Retomando. Dehaene afirma:

“Testar regularmente o conhecimento de estudantes, um método referido como ‘prática de rememoração’, é uma das estratégias educacionais mais efetivas. Testes regulares maximizam o aprendizado de longo prazo. O mero ato de testar sua memória faz dela mais forte. É um reflexo direto dos princípios do engajamento ativo e feedback de erro. Fazer testes força você a encarar a realidade, a fortalecer o que você sabe e a identificar o que você não sabe.”

Quando você faz questões, você recebe feedback real, criando uma autoconsciência, ou meta-memória, que é extremamente útil para mostrar os pontos em que você precisa focar e o que ainda falta aprender.

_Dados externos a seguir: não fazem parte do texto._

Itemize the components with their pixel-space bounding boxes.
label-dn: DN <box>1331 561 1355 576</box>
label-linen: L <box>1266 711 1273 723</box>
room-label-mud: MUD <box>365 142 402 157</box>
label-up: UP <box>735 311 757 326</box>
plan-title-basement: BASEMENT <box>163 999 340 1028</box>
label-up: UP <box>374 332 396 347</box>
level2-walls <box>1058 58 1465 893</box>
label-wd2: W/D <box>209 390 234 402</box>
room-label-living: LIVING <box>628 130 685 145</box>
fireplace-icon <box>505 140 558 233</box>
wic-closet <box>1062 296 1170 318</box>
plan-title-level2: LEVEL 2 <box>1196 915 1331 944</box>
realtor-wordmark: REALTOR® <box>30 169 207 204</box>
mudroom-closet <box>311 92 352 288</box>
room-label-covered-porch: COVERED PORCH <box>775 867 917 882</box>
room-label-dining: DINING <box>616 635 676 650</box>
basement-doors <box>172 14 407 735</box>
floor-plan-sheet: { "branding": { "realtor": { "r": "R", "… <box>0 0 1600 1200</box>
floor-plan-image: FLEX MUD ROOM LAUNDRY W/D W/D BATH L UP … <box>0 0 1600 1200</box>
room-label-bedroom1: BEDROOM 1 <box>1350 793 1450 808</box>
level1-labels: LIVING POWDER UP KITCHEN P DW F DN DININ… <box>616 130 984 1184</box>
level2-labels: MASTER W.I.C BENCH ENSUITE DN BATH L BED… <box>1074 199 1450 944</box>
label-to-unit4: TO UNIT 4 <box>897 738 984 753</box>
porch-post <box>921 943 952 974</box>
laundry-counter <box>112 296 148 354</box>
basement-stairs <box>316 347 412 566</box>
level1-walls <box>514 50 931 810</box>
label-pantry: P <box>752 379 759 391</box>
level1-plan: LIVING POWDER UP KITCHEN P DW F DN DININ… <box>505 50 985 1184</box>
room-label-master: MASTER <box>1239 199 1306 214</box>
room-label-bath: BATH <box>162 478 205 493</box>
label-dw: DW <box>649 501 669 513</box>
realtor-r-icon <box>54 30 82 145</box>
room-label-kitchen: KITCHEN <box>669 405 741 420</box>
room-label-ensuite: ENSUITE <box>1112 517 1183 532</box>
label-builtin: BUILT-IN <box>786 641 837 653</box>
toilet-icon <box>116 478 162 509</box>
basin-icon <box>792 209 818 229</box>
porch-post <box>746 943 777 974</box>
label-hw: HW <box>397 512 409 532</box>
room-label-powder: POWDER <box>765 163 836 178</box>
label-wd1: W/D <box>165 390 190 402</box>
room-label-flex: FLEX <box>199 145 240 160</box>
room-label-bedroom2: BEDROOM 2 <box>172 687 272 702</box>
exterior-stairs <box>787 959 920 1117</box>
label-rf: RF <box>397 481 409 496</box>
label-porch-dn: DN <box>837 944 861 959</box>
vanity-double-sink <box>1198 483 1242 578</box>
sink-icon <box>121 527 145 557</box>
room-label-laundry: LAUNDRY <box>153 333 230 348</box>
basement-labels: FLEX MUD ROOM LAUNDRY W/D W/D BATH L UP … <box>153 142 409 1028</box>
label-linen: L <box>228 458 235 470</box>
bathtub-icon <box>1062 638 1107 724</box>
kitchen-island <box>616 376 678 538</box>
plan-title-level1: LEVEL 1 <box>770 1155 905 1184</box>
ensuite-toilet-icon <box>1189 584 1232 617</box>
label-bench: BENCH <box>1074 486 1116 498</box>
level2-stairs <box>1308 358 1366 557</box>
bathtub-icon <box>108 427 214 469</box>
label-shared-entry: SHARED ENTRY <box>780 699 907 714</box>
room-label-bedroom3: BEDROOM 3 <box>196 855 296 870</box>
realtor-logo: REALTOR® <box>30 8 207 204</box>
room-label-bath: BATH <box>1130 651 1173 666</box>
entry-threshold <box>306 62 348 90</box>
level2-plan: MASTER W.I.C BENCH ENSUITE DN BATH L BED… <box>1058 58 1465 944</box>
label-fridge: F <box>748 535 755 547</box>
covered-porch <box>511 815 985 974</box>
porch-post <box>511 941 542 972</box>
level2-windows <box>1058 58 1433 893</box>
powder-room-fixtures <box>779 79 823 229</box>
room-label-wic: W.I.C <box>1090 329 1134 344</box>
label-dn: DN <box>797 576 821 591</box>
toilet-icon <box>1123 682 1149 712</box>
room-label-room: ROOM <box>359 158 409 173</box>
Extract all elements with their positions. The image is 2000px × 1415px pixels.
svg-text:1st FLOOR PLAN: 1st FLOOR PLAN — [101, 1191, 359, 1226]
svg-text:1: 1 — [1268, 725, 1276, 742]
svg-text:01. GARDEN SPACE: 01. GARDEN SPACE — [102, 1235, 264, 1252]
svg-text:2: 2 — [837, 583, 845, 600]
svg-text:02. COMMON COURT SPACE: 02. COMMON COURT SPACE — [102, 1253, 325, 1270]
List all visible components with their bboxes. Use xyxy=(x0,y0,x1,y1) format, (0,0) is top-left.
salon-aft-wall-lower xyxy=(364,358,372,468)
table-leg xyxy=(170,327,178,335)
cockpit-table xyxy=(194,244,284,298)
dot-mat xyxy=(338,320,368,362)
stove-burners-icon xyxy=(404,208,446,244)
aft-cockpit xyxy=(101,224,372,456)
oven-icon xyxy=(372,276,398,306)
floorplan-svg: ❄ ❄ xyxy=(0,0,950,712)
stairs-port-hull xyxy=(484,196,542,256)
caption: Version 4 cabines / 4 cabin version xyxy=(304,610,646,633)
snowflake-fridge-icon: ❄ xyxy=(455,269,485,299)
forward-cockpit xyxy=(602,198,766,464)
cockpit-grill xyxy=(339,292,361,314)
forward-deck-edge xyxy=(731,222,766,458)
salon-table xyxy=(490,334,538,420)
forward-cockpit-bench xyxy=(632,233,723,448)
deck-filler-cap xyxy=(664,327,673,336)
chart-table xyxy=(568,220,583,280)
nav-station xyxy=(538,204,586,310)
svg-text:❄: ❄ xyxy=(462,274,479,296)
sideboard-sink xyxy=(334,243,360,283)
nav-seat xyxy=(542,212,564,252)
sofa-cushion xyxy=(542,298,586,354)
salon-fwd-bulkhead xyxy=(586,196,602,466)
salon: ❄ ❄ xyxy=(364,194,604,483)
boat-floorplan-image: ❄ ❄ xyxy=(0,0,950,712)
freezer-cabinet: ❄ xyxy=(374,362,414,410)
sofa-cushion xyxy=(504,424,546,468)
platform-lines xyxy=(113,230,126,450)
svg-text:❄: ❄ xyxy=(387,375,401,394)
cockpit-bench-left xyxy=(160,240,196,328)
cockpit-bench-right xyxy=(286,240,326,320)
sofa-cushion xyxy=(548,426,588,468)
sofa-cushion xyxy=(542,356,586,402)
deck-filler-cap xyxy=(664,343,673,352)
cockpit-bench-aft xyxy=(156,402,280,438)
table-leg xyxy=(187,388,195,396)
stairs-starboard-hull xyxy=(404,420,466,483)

O autor faz considerações sobre a rememoração ativa e a repetição espaçada, temas que já abordei nos Posts 10 e 11. Se quiser saber mais, dê uma conferida.

Vou finalizar com uma colocação de Dahene sobre provas finais, também aplicável a concursos, que muitos de nós já comprovamos na prática e que nos ajuda a lembrar que toda estratégia comprovadamente eficiente pode ser utilizada para aprimorar nossa preparação, sem significar que a forma como estudamos seja errada ou certa:

“Revisão de última hora não é necessariamente ineficiente: caso o estudante tenha feito esforços para aprender nos meses anteriores, o estudo intenso antes de uma prova refresca o conhecimento na memória e vai ajudar a mantê-lo vivo por um período. Todavia, uma revisão regular do conhecimento, ano após ano, provavelmente irá trazer benefícios ainda maiores.”

Cabe a cada um, conhecendo um pouco mais sobre o funcionamento do nosso cérebro e sobre as diferentes estratégias de estudo, decidir se há alguma técnica que possa utilizada para aprimorar a sua preparação.

Ou, pelo menos, aprender alguma coisa sobre o funcionamento de nossa mente. E, se isso acontecer, já vai ser motivo de alegria para mim. E espero que para vocês também.

Vamos juntos!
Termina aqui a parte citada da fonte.